Venerable Chendara said, “Because of these issues, I initiated a plan to buy new a plot of land somewhere nearby at a reasonable price, and then the school could be relocated. However, most of the land here is very pricy.
“When I heard that there was a donor who wanted to donate land to us, I was indescribably excited and flabbergasted.” The gifted land is just one kilometer away from the pagoda.
For venerable Chendra, Phany’s donation represents tremendous dedication. It not only helps relieve the financial burden on him but also is a vital investment in education and a generation of new human capital in the rural area.
And because a place has been agreed for the school relocation, another generous family in Siem Reap city has promised to build the single-story school with 10 classrooms. Construction will start soon and local children will see the benefits in the near future.
“If those young kids have bright future, our merit won’t fade away”
Asked if her family had any regrets about the land donation, Kimhann said without hesitation there was no reason for regret because the couple bought the land with money from their own sweat and blood.
“The land we gave away is not that big although there was a good deal offered,” she said.

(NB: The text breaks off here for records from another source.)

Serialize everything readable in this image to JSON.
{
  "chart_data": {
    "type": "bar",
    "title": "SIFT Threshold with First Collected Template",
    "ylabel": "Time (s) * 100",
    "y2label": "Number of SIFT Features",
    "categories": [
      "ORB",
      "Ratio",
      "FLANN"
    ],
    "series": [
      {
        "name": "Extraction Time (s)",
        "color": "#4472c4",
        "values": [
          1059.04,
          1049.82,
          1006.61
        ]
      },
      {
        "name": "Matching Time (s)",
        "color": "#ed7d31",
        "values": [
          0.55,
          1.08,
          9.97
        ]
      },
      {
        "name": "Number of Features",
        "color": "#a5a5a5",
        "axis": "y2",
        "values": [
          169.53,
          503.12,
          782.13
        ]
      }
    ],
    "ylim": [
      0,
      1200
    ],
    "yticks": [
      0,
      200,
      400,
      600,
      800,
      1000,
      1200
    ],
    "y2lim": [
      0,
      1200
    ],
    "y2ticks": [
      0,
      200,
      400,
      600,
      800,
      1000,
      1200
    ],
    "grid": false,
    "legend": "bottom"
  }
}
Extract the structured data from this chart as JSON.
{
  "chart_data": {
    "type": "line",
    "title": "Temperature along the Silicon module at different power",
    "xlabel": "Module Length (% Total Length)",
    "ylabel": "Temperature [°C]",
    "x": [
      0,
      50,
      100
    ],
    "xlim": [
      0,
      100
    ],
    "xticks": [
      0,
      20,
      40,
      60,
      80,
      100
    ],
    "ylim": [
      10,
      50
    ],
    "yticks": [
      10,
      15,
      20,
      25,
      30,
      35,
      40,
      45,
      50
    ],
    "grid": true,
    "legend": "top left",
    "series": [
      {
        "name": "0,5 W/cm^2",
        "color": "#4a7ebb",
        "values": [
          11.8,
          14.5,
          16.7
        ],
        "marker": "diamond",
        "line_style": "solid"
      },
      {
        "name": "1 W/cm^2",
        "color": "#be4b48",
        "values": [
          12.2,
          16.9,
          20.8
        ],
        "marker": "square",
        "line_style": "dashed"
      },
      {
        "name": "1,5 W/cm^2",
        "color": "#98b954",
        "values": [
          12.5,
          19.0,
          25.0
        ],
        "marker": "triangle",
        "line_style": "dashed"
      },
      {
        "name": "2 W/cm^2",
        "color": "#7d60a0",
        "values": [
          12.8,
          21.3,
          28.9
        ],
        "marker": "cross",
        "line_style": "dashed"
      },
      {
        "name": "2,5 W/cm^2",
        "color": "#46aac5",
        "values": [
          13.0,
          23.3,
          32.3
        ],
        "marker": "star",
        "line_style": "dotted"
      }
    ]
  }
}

“But we didn’t regret doing so. Money we can earn gradually afterwards but doing good deeds is not that easy. We have seen deprived children who walk a long way to school, and school they study at has broken walls.
“And more importantly, the school itself doesn’t receive donations from outsiders.
“Frankly speaking, I don’t have much money. I only have some land for farming. But the land I donated had been acquired purely through our sweat and blood. If this land was inherited from our parents, we would not have dared to make this decision.”
Kimhann said she and her husband hoped that the children who will benefit from their donation will have a bright future as they accumulate knowledge after the new school is built.
“If they have a bright future, our good deed won’t vanish.”
Praising the land donation by Phany’s family, venerable Chendara also wished to see more Cambodians doing generous acts and contributing parts of their wealth to helping society based on their capacity.
“For me as a Khmer, contributing back either big or small to helping our society is a motivation. If we can help people in other places who are facing difficulties, it is even better. For our compatriots who are wealthy, if they are able to help our society and our children, they should do so.”